1.2. Qu’en est-il en cas de communauté d’usage ?
Lorsqu’il existe une communauté d’usage de la servitude, c’est à dire que les occupants des deux fonds passent sur son assiette, le propriétaire du fonds servant doit lui aussi contribuer aux frais d’entretien et de réparation de cette servitude.
👉 Exemple : Cour de cassation – Troisième chambre civile, 22 mars 1989 : Bull. civ. III / n° 87-17.029
” Attendu que les consorts Y… reprochent à l’arrêt de les avoir condamnés à participer aux frais de réfection du chemin, alors, selon le moyen, ” que les dispositions des articles 697 et 698 du Code civil aux termes desquels c’est au propriétaire du fonds dominant de supporter les frais nécessaires pour l’exercice et la conservation de la servitude, ne souffrent d’exception qu’en cas de faute du propriétaire du fonds servant, viole tant ces textes que l’article 1382 du Code civil l’arrêt attaqué qui met une contribution à ces frais à la charge des propriétaires du fonds servant du seul fait qu’ils empruntent eux-mêmes le passage litigieux, sans relever aucune faute de leur part ”
Mais attendu qu’ayant relevé l’existence d’une communauté d’usage de l’assiette de la servitude par le propriétaire du fonds dominant et celui du fonds servant, la cour d’appel a exactement décidé que ce dernier devait contribuer aux frais d’entretien et de réparation. D’où il suit que le moyen n’est pas fondé “
2. Applications récentes
2.1. Frais d’entretien et de conservation de la servitude
👉 Exemple : Cour de cassation – Troisième chambre civile, 14 décembre 2023 / n° 22-13.653
Il s’agit d’une servitude conventionnelle dont le titre mettait à la charge du propriétaire du fonds servant la création de la voie de desserte nécessaire à l’exercice du passage.
La Cour de cassation a précisé dans son arrêt que “le titre en cause […] ne comportait aucune stipulation relative aux frais d’entretien de l’assiette de la servitude”. Elle a ainsi arrêté que ces derniers, “selon l’article 698 du code civil, restent dès lors aux frais du propriétaire du fonds dominant”.
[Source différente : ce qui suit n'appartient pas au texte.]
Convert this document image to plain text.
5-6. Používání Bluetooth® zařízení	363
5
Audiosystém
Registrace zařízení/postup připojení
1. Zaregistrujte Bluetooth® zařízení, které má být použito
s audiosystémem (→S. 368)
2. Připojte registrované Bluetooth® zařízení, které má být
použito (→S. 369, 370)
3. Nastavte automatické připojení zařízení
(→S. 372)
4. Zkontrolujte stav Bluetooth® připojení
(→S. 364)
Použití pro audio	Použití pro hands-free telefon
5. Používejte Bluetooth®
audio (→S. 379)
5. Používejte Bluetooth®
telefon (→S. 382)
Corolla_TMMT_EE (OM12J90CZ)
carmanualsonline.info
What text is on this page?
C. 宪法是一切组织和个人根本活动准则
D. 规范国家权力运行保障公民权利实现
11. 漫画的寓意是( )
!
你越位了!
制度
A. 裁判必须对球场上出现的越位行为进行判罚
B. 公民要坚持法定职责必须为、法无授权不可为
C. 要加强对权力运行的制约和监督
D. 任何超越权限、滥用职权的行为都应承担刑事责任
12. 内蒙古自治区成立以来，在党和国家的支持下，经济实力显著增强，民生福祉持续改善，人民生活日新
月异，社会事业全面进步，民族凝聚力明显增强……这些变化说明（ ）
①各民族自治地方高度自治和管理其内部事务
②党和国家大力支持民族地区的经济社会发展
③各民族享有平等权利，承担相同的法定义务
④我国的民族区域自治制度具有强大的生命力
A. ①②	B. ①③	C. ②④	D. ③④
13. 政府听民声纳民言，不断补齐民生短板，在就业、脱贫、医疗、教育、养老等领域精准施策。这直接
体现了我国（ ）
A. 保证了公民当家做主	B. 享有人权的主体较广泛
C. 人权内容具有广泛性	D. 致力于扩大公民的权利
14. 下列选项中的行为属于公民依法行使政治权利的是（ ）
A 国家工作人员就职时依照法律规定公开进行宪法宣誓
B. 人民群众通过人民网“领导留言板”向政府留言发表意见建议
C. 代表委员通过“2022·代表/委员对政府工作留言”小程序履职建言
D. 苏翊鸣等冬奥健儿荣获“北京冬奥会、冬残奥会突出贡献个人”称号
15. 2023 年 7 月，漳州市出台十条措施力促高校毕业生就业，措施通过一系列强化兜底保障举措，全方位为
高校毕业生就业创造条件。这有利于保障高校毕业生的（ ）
2.2. Frais d’entretien, de réparation et de nettoyage des voiries ainsi que des voies de circulation piétonnes situées sur le fonds servant
👉 Exemple : Cour de cassation – Troisième chambre civile 1 juin 2022 / n° 21-16.132
Il s’agit d’une servitude légale pour état d’enclave au bénéfice d’une parcelle destinée à accueillir un bâtiment commercial. Une communauté d’usage des voies existe entre les deux fonds. Le propriétaire du fonds dominant est condamné aux charges d’entretien, de réparation et de nettoyage des voiries ainsi que des voies de circulation piétonnes situées sur le fonds servant, en proportion de la surface de plancher des bâtiments qui seront construits sur le fonds dominant.
En somme, hors convention contraire, les travaux d’entretien d’une servitude de passage sont à la charge du fonds dominant et si l’usage de l’assiette de la servitude est partagé, les frais sont répartis entre fonds dominant et servant. Dans tous les cas, il est cependant possible que les parties s’entendent sur une répartition différence lors de la rédaction de la convention de servitude.